Było ciepło. Bardzo ciepło. Wyprostowałam się. Następnie przeturlałam i wstałam. Chłopak zaczął się ze mnie śmiać. Spojrzałam na niego pytającym wzrokiem. Przestał się śmiać. Podeszłam do niego i usiadłam na nim, bokiem.
- Masz miękki brzuch. - zaśmiałam się.
- Jaki miękki. Tam jest kaloryfer! Nie widzisz tego? - zrzucił mnie z siebie. Potem z leżącego stał się siedzącym Nathanem. A na końcu podciągnał swoją koszulkę i pokazał mi swój " kaloryfer ".
- Kaloryfer, widzisz. - poklepał się po brzuchu.
- Taak, wielki. - zaśmiałam się.
- Ej! - krzyknął. - Obrażam się. - odwrócił się do mnie tyłem.
- Ojejciu, a może masz ochotę na shake? - nachyliałam się nad nim.
- Ale ty stawiasz. - wypiął mi język.
- Nie mam kasy. - oburzyłam się.
- Przecież żartuje. - wstał i cmoknął mnie w policzek. Potem ruszył w stronę samochodu.
- Mam nadzieję, że żartujesz. - poszłam za nim.
Doszliśmy do miejsca gdzie stał samochód. Jednak nie było go tam. Spojrzelismy na siebie.

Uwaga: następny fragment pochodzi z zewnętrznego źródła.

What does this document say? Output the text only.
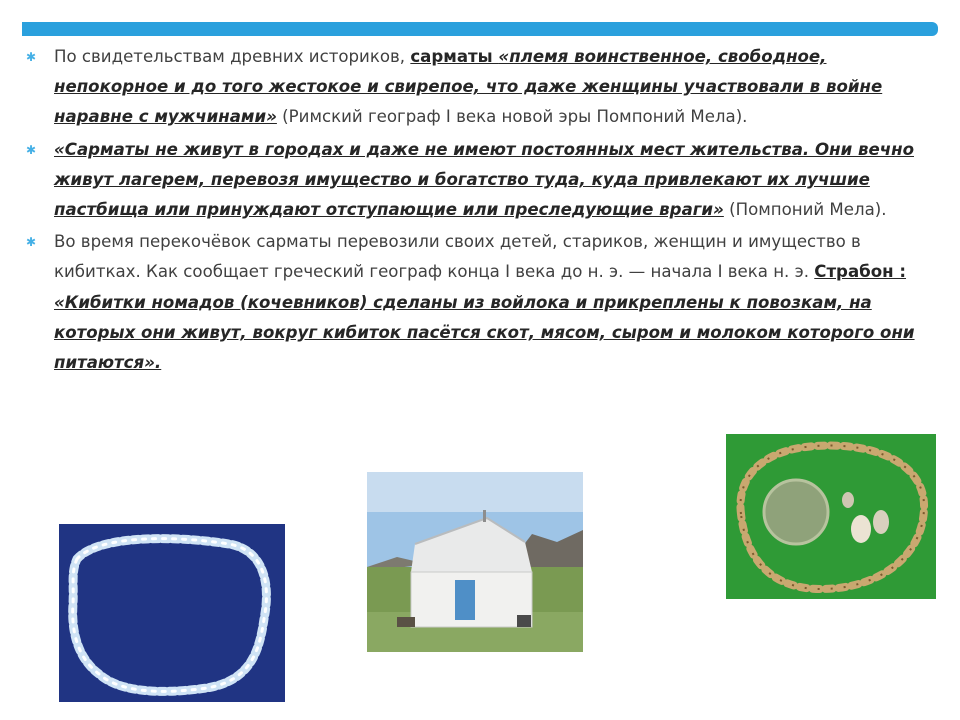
✱ По свидетельствам древних историков, сарматы «племя воинственное, свободное, непокорное и до того жестокое и свирепое, что даже женщины участвовали в войне наравне с мужчинами» (Римский географ I века новой эры Помпоний Мела).

✱ «Сарматы не живут в городах и даже не имеют постоянных мест жительства. Они вечно живут лагерем, перевозя имущество и богатство туда, куда привлекают их лучшие пастбища или принуждают отступающие или преследующие враги» (Помпоний Мела).

✱ Во время перекочёвок сарматы перевозили своих детей, стариков, женщин и имущество в кибитках. Как сообщает греческий географ конца I века до н. э. — начала I века н. э. Страбон : «Кибитки номадов (кочевников) сделаны из войлока и прикреплены к повозкам, на которых они живут, вокруг кибиток пасётся скот, мясом, сыром и молоком которого они питаются».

- Zostawiłem otwarty samochód. - Nath uderzył się otwartą dłonią w czoło.
- Brawo! I co teraz?
- Jak to co? Idziemy na piechotę. - oznajmił i ruszył.
- Poczekaj na mnie. - dogoniłam go.
Szliśmy ulicą dobrą godzinę, kiedy doszliśmy do restauracji, w której były shake. Weszliśmy do niej. Zamówiliśmy to co trzeba i zajęliśmy miejsce.
Nagle usłyszałam dzwonek mojego telefonu.
- Zaraz wracam. - wstałam od stoliku i weszłam do łazienki.
- Hallo? - odebrałam.
- Córcia, gdzie jesteś? - usłyszałam głos mamy.
- Na mieście. - odpowiedziałam.
- Sama?!
- Nie, z Nathanem.
- Dobrze, wracajcie już. Musisz się spakować.
- Spakować?! Gdzie?! - krzyknęła, a babka, która właśnie weszła, spojrzała się na mnie dziwnie.
- Jutro przeprowadzamy się do cioci.
- Yhm, okej. Niedługo będę. - rozłączyłam się. Wróciłam do Natha. Akurat przynieśli nasze zamówienie.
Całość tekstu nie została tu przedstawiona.